Over the last half decade, there was a lot of argument about what sort of speech is acceptable on Twitter. And not just acceptable in terms of “a good idea” versus “a bad idea”, but in terms of whether or not a given type of speech should be banned from Twitter.

Some of the speech that Twitter doesn’t allow is pretty clearly beyond the pale, of course. But some of the speech that was being argued about was around topics that were areas of current mainstream political discourse. So, basically, people were trying to shift the Overton Window in realtime, to impose their view on what is desirable more broadly.

And there’s nothing wrong with that in general, of course! There are lots of situations where we want to to be around speech we like and not be around speech we don’t like. And Twitter is a private company; legally, they’re generally in the clear setting the ground rules for permitted speech on the site. (At least in the US, I think, for almost all areas of speech.) But it’s also a very large, relatively open space; given that it’s a place that hundreds of millions of people participated in, I don’t think free speech considerations are out of the question?


Ken White posted a recent article categorizing discussions like this. In his analysis, this isn’t a case of Free Speech Rights, but is a case of Free Space Culture, I think. And discussions about what sort of speech is good is a discussion about Speech Decency, but those aren’t the discussions I’m talking about here.

The thing is, though, I kind of feel like the fact that it’s even a discussion about Free Speech Culture is a bug? We’re talking about a large space where a few unlected people can make decisions that affect hundreds of millions; sometimes that’s necessary, but it’s not great that things have gotten that far?

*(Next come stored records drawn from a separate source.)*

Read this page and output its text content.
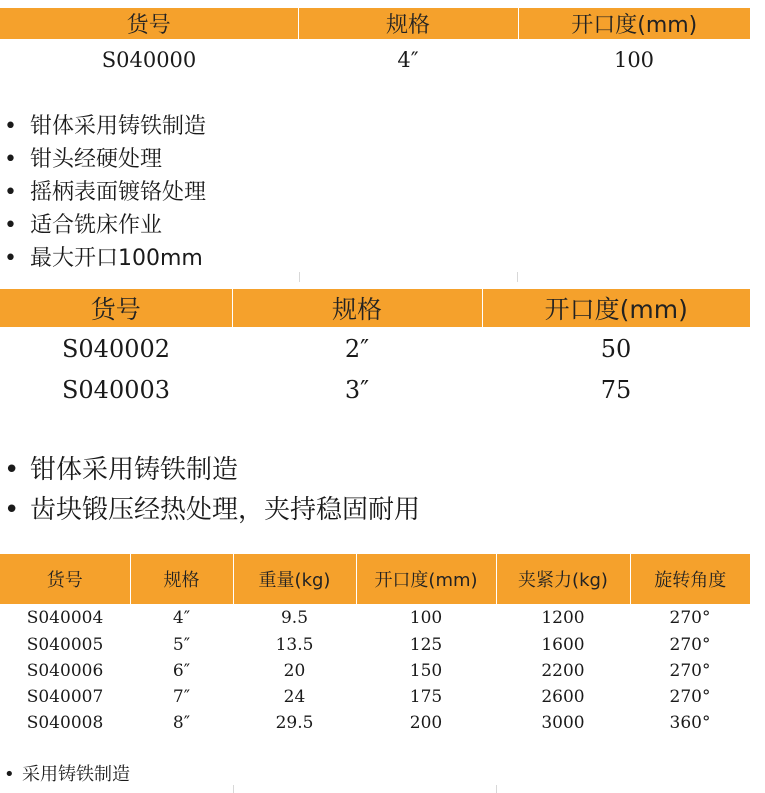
货号	规格	开口度(mm)
S040000	4″	100
• 钳体采用铸铁制造
• 钳头经硬处理
• 摇柄表面镀铬处理
• 适合铣床作业
• 最大开口100mm
货号	规格	开口度(mm)
S040002	2″	50
S040003	3″	75
• 钳体采用铸铁制造
• 齿块锻压经热处理，夹持稳固耐用
货号	规格	重量(kg)	开口度(mm)	夹紧力(kg)	旋转角度
S040004	4″	9.5	100	1200	270°
S040005	5″	13.5	125	1600	270°
S040006	6″	20	150	2200	270°
S040007	7″	24	175	2600	270°
S040008	8″	29.5	200	3000	360°
• 采用铸铁制造
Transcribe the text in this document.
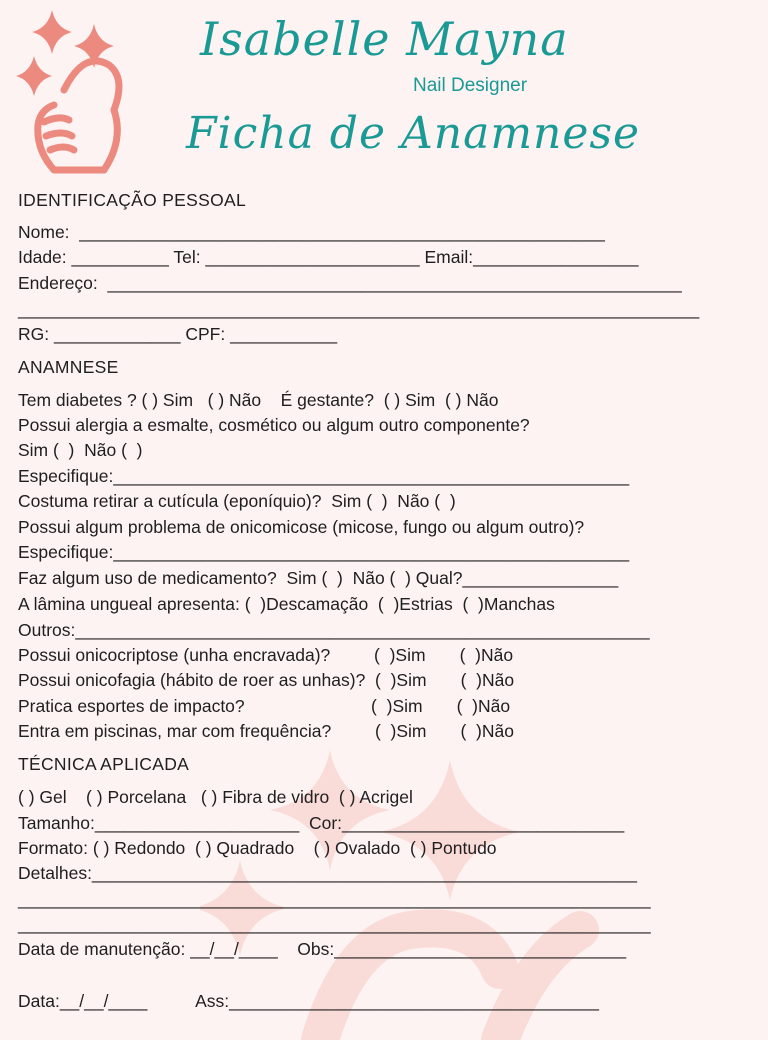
Isabelle Mayna
Nail Designer
Ficha de Anamnese
IDENTIFICAÇÃO PESSOAL
Nome:  ______________________________________________________
Idade: __________ Tel: ______________________ Email:_________________
Endereço:  ___________________________________________________________
______________________________________________________________________
RG: _____________ CPF: ___________
ANAMNESE
Tem diabetes ? ( ) Sim   ( ) Não    É gestante?  ( ) Sim  ( ) Não
Possui alergia a esmalte, cosmético ou algum outro componente?
Sim (  )  Não (  )
Especifique:_____________________________________________________
Costuma retirar a cutícula (eponíquio)?  Sim (  )  Não (  )
Possui algum problema de onicomicose (micose, fungo ou algum outro)?
Especifique:_____________________________________________________
Faz algum uso de medicamento?  Sim (  )  Não (  ) Qual?________________
A lâmina ungueal apresenta: (  )Descamação  (  )Estrias  (  )Manchas
Outros:___________________________________________________________
Possui onicocriptose (unha encravada)?         (  )Sim       (  )Não
Possui onicofagia (hábito de roer as unhas)?  (  )Sim       (  )Não
Pratica esportes de impacto?                          (  )Sim       (  )Não
Entra em piscinas, mar com frequência?         (  )Sim       (  )Não
TÉCNICA APLICADA
( ) Gel    ( ) Porcelana   ( ) Fibra de vidro  ( ) Acrigel
Tamanho:_____________________  Cor:_____________________________
Formato: ( ) Redondo  ( ) Quadrado    ( ) Ovalado  ( ) Pontudo
Detalhes:________________________________________________________
_________________________________________________________________
_________________________________________________________________
Data de manutenção: __/__/____    Obs:______________________________
Data:__/__/____          Ass:______________________________________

So what I really want is for these discussions to mostly happen in smaller spaces. That way, the argument can be about Speech Decency instead, and a group of people can decide together about what kind of speech they want in a given public space.


There was a good Lawfare Podcast about decentralized social media a few months back; it got me optimistic that maybe Mastodon would be structurally better in this regard? At least it makes it possible for those smaller scale discussions to happen. I don’t really know how I expect it to work in practice, though: for one thing, I don’t really know how I expect federation to interplay with local moderation, and, for another thing, some Mastodon instances are pretty large. (I’m on mastodon.social not because their moderation policies spoke to me but because I didn’t want to think hard about which server to use.)

Interesting time, at any rate; I’m glad that we’re experimenting with something different.